Walk on water? As if…
Water to wine? That trick is on the back shelf; old hat.
Raise the dead? Come back from the dead? Get a grip!
The apologetic runs that ‘with god, the omnipotent, all is possible...
Oy! Again with the presupposition!
If that is the case, then mustn’t all of the various rabbit-trails offered by the likes of Cayce, Illich and others be equally viable and factual? The Bible is real ‘cuz the Bible tells us so. Amen and Halleluiah. Praise B! Jesus is god cuz it says so in the Bible. And Cayce is a prophet cuz it says so right in the literature. And all the Sadhus – the Holy Men- of India are real and true because they say they are.
Easy-peasy!
All it takes is unshakeable faith and willful ignorance. Just put all doubt out of your mind and ‘Voila’, you’ve joined the ranks of the Believers and are entitled to salvation, etc. Be sure to get your entry ticket to Paradise stamped and verified. You wouldn’t want to left at the station because of an oversight. Heaven forfend!
Once one steps back from modern Christianity and hears about the plethora of mystery cults, children of god and the accounts of revelations, one must at least sense that the Christian faith is much the same as other myths of dying-and-rising gods and the Holy Men of Judea and Galacia have substantial similarity to those of the Punjab.
Was Asclepius different from Jesus, the Christ? Yes, the tales are different but the underlying message is entwined with the tales of the Nazarene. Is Herakles or Romulus different from Jesus? Yes, the tales are different; the tellers of the tales were different, as well. The social circumstances of the tale-tellers were different.

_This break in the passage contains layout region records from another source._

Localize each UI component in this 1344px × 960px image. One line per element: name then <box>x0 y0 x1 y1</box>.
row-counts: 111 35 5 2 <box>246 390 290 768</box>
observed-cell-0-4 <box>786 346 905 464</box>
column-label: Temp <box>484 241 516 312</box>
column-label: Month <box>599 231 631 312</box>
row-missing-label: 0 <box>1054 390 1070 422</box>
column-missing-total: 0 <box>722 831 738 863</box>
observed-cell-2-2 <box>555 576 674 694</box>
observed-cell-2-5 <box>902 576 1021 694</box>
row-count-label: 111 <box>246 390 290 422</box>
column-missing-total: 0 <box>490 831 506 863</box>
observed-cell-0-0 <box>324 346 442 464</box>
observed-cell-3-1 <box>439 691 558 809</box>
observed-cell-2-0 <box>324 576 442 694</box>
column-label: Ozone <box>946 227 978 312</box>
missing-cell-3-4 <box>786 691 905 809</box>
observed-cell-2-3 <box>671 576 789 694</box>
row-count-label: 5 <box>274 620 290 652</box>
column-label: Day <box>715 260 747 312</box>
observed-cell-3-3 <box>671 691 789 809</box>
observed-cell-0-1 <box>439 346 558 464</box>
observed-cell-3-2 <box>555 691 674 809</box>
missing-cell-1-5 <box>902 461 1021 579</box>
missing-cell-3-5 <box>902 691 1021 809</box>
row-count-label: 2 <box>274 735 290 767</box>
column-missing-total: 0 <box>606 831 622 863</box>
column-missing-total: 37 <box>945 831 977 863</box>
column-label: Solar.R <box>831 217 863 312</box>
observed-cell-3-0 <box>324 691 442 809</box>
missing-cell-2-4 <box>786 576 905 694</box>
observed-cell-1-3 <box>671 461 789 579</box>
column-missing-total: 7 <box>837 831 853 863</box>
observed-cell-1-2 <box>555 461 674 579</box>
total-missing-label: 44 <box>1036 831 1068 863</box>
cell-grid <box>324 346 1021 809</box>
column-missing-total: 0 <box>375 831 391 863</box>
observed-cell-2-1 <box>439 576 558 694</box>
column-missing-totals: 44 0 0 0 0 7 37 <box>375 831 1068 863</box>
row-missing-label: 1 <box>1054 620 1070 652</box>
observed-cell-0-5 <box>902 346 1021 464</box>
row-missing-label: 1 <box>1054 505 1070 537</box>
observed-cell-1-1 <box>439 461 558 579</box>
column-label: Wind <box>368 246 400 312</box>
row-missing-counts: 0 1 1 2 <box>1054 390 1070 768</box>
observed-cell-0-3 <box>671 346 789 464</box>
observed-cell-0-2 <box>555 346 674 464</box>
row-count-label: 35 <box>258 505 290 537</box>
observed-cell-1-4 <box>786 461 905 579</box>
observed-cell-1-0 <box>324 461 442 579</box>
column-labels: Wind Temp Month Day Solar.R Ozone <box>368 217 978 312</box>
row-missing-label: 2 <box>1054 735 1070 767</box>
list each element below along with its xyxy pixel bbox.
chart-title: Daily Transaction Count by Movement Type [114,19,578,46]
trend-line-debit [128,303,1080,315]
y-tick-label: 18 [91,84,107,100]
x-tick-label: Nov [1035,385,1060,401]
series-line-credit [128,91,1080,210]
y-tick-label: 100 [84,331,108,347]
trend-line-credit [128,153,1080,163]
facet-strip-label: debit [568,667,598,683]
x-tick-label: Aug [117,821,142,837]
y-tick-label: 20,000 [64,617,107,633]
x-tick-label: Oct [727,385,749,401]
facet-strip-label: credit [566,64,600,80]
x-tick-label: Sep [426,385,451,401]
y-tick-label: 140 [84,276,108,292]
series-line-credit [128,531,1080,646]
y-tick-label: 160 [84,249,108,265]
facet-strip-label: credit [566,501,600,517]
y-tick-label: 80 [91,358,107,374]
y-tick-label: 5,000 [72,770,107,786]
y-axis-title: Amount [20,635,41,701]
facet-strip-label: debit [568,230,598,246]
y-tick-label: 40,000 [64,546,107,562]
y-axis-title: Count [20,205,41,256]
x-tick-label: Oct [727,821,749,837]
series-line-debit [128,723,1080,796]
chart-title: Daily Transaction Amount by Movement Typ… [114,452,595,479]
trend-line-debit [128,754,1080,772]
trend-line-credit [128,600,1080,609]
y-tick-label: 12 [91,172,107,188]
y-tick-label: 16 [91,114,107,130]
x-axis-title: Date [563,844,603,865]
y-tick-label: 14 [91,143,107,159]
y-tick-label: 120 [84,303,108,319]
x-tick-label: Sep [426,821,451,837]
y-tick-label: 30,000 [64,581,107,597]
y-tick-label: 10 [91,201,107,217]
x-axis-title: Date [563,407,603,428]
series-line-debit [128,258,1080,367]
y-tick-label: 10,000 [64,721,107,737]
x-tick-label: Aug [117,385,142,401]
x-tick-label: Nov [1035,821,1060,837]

They came from a different time in history; a different culture; a different society; a different people. This is at the heart of ‘syncretism’; one fable/myth/legend is adapted to another culture with a different legendarium and back-story.
The tales, while different, are comparative to high degrees. There are too many parallels in the tales of Asclepius and the children of god, to ignore. There are too many similarities to cordon off one as factual and dismiss the others as fantasy.
Was Jesus of Nazareth special? Not so much, as it turns out. (Oh, and ‘Happy Easter’ BTW.)
One shouldn’t accept any claim as true until that claim is supported by sound reasoning and empirical evidence.